Friday, August 6, 2010

Louis C.K. and Eric Schaeffer: Good and Evil

Tuesdays at 11 on FX is a masterpiece of television. I say this in all sincerity. FX has always been a channel you can depend on for quality television (the only channel that beats it is AMC but that's because it has Mad Men and Breaking Bad). FX, home of It's Always Sunny in Philadelphia and Rescue Me can now add another show to that pedigree. Louie, created by Louis C.K., has become one of my favorite shows.

Prepare to love this man America.

What Louis C.K. has done with his program is something that most fail at today: it shows something real. In a world saturated with reality shows (insert Jersey Shore joke here), life has never been more fabricated. Louis C.K. brings us back to the real world. Louie shows a world of absurdities that is a perfect reflection of just how empty life is. Dancing between poignancy and c*nt jokes, the man creates a tapestry where we are all aggressors in our own private hell. But Louis C.K. still finds the humor in each raw moment which is what makes him brilliant.

Many shows attempt to be deep or have a message and that's usually their first mistake.

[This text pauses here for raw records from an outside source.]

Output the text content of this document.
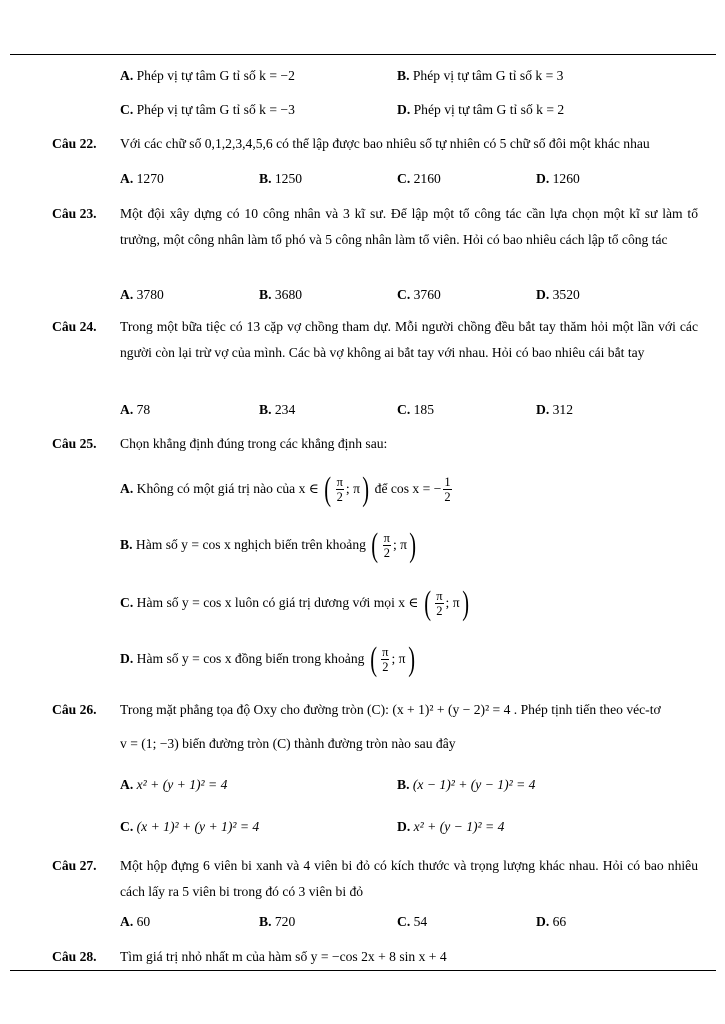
A. Phép vị tự tâm G tỉ số k = −2	B. Phép vị tự tâm G tỉ số k = 3
C. Phép vị tự tâm G tỉ số k = −3	D. Phép vị tự tâm G tỉ số k = 2
Câu 22. Với các chữ số 0,1,2,3,4,5,6 có thể lập được bao nhiêu số tự nhiên có 5 chữ số đôi một khác nhau
A. 1270	B. 1250	C. 2160	D. 1260
Câu 23. Một đội xây dựng có 10 công nhân và 3 kĩ sư. Để lập một tổ công tác cần lựa chọn một kĩ sư làm tổ trưởng, một công nhân làm tổ phó và 5 công nhân làm tổ viên. Hỏi có bao nhiêu cách lập tổ công tác
A. 3780	B. 3680	C. 3760	D. 3520
Câu 24. Trong một bữa tiệc có 13 cặp vợ chồng tham dự. Mỗi người chồng đều bắt tay thăm hỏi một lần với các người còn lại trừ vợ của mình. Các bà vợ không ai bắt tay với nhau. Hỏi có bao nhiêu cái bắt tay
A. 78	B. 234	C. 185	D. 312
Câu 25. Chọn khẳng định đúng trong các khẳng định sau:
A. Không có một giá trị nào của x ∈ ( $\frac{\pi}{2}$ ; π) để cos x = − $\frac{1}{2}$
B. Hàm số y = cos x nghịch biến trên khoảng ( $\frac{\pi}{2}$ ; π)
C. Hàm số y = cos x luôn có giá trị dương với mọi x ∈ ( $\frac{\pi}{2}$ ; π)
D. Hàm số y = cos x đồng biến trong khoảng ( $\frac{\pi}{2}$ ; π)
Câu 26. Trong mặt phẳng tọa độ Oxy cho đường tròn (C): (x + 1)² + (y − 2)² = 4 . Phép tịnh tiến theo véc-tơ
v = (1; −3) biến đường tròn (C) thành đường tròn nào sau đây
A. x² + (y + 1)² = 4	B. (x − 1)² + (y − 1)² = 4
C. (x + 1)² + (y + 1)² = 4	D. x² + (y − 1)² = 4
Câu 27. Một hộp đựng 6 viên bi xanh và 4 viên bi đỏ có kích thước và trọng lượng khác nhau. Hỏi có bao nhiêu cách lấy ra 5 viên bi trong đó có 3 viên bi đỏ
A. 60	B. 720	C. 54	D. 66
Câu 28. Tìm giá trị nhỏ nhất m của hàm số y = −cos 2x + 8 sin x + 4
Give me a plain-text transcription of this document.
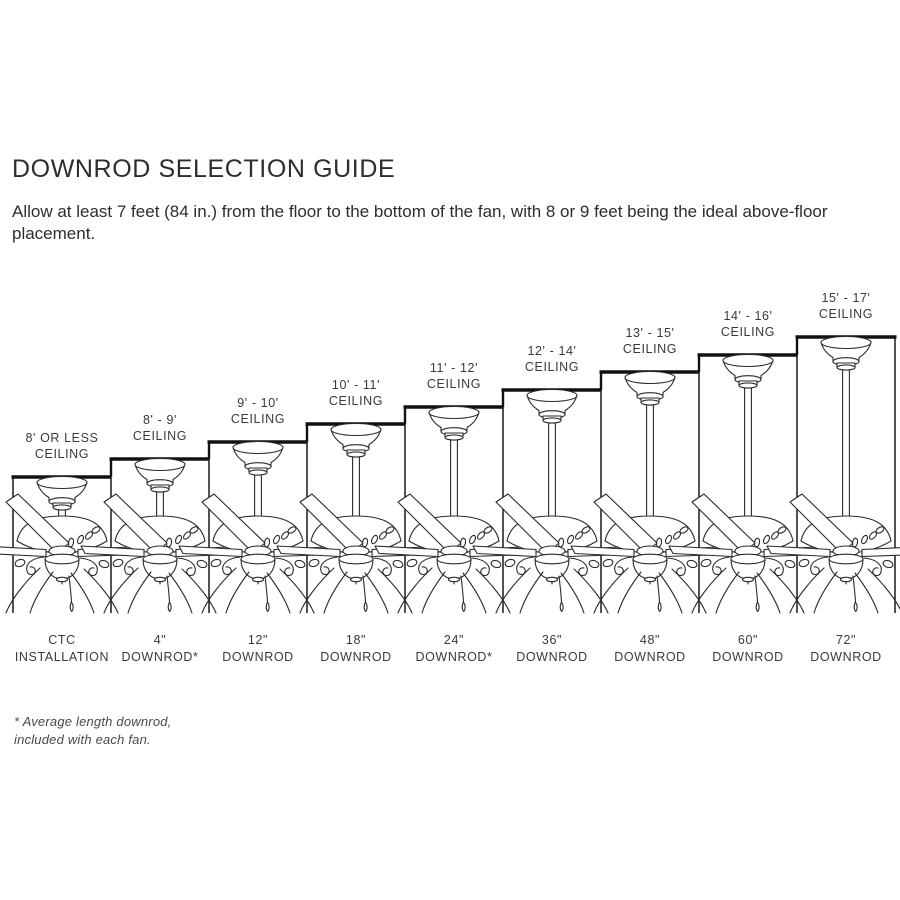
DOWNROD SELECTION GUIDE
Allow at least 7 feet (84 in.) from the floor to the bottom of the fan, with 8 or 9 feet being the ideal above-floor placement.
8' OR LESS
CEILING
8' - 9'
CEILING
9' - 10'
CEILING
10' - 11'
CEILING
11' - 12'
CEILING
12' - 14'
CEILING
13' - 15'
CEILING
14' - 16'
CEILING
15' - 17'
CEILING
CTC
INSTALLATION
4"
DOWNROD*
12"
DOWNROD
18"
DOWNROD
24"
DOWNROD*
36"
DOWNROD
48"
DOWNROD
60"
DOWNROD
72"
DOWNROD
* Average length downrod,
included with each fan.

The mistake lies in the fact that they try. They try too hard for that matter. For this example I will pick on Eric Schaeffer because he is such an easy target. Schaeffer is, in a way, the complete opposite of Louis C.K. A semi-successful screenwriter and director, Eric Schaeffer represents every hack that is so convinced of his own talent that he will go from failed project to failed project like a script-bearing nomad to share his supposed genius.

This man is Satan.

Once upon a time Eric Schaeffer had a show on FX called Starved. It was a comedy centered around a group of people with eating disorders who stumble through life dealing with their problems. Hilarity, no doubt, ensues. Starved premiered next to It's Always Sunny in Philadelphia but unlike It's Always Sunny, Starved was not picked up for renewal for it's second season. Some may make the argument that a show making fun of eating disorders was too controversial to continue, but the reality was Eric Schaeffer sucks. Not content with sucking on cable, Schaeffer moved to pay television to try his luck there. His new show, Gravity, premiered on Starz cable channel in April. Don't bother looking for it though because Gravity was just recently canceled at the end of June. Why was the show canceled? Because Eric Schaeffer sucks. The show involved a support group for suicide survivors and a wacky detective who is stalking one of the members. The detective is played by none other than Eric Schaeffer and he is just as annoying as he was in Starved.

Sensing a pattern here?

The reason why Schaeffer is such a hack is because he doesn't know how to write. He can't write characters who belong to this reality and any moment they are involved in is forced. Nothing flows naturally and even by the show's own internal logic everything is an uneven mess. Schaeffer replaces any true emotions with quirky piano music, like a laugh track for pretension. There is plenty of comedy to be found in tragedy, Eric Schaeffer just doesn't know how to find it and that is why he is a failure.

Apologizes for the Eric Schaeffer tangent but he is such an easy target that it's hard not to get worked up. Back to the original point, Louis C.K. succeeds at what Schaeffer can only dream of. No matter how absurd the situation Louis C.K. is able to bring it to a kind of reality. This is his view of the world and we are along for the ride. No matter how insane the situation becomes we are right there next to Louis and going along with him. He invites the audience and doesn't slap them in the face with pretension. Like Schaeffer, Louis had a previous failed television show. Lucky Louie premiered on HBO and was actually successful, it was only canceled because HBO didn't feel it fit with their other shows. Like how Schaeffer went from cable to pay channels, Louis went the opposite route and found his home at Starved's previous network: FX.

FX, you're my hero.

One can describe Louie as a show that illustrates the life of a comedian but it doesn't do justice to what Louis C.K. has pulled off. On the stage doing stand-up between vignettes, Louis is in control and confident, it's in the real world that Louis finds himself lost and observing an absurd world that we all live in. It's on the stage that he tries to make sense of it all but outside the environment he can do no more than observe one absurdity after another. It is in these moments that Louis plays the role of straight-man for the audience. Moments aren't always funny but we are left to decide for ourselves what to laugh at or what to let sit with us. Louis shows the most personal and vulnerable parts of his life and the viewer benefits from it all.

And in the end good won out over evil, because Louie was renewed for a second season last week and Eric Schaeffer is still looking for anyone that will read his next script. The world is just after all.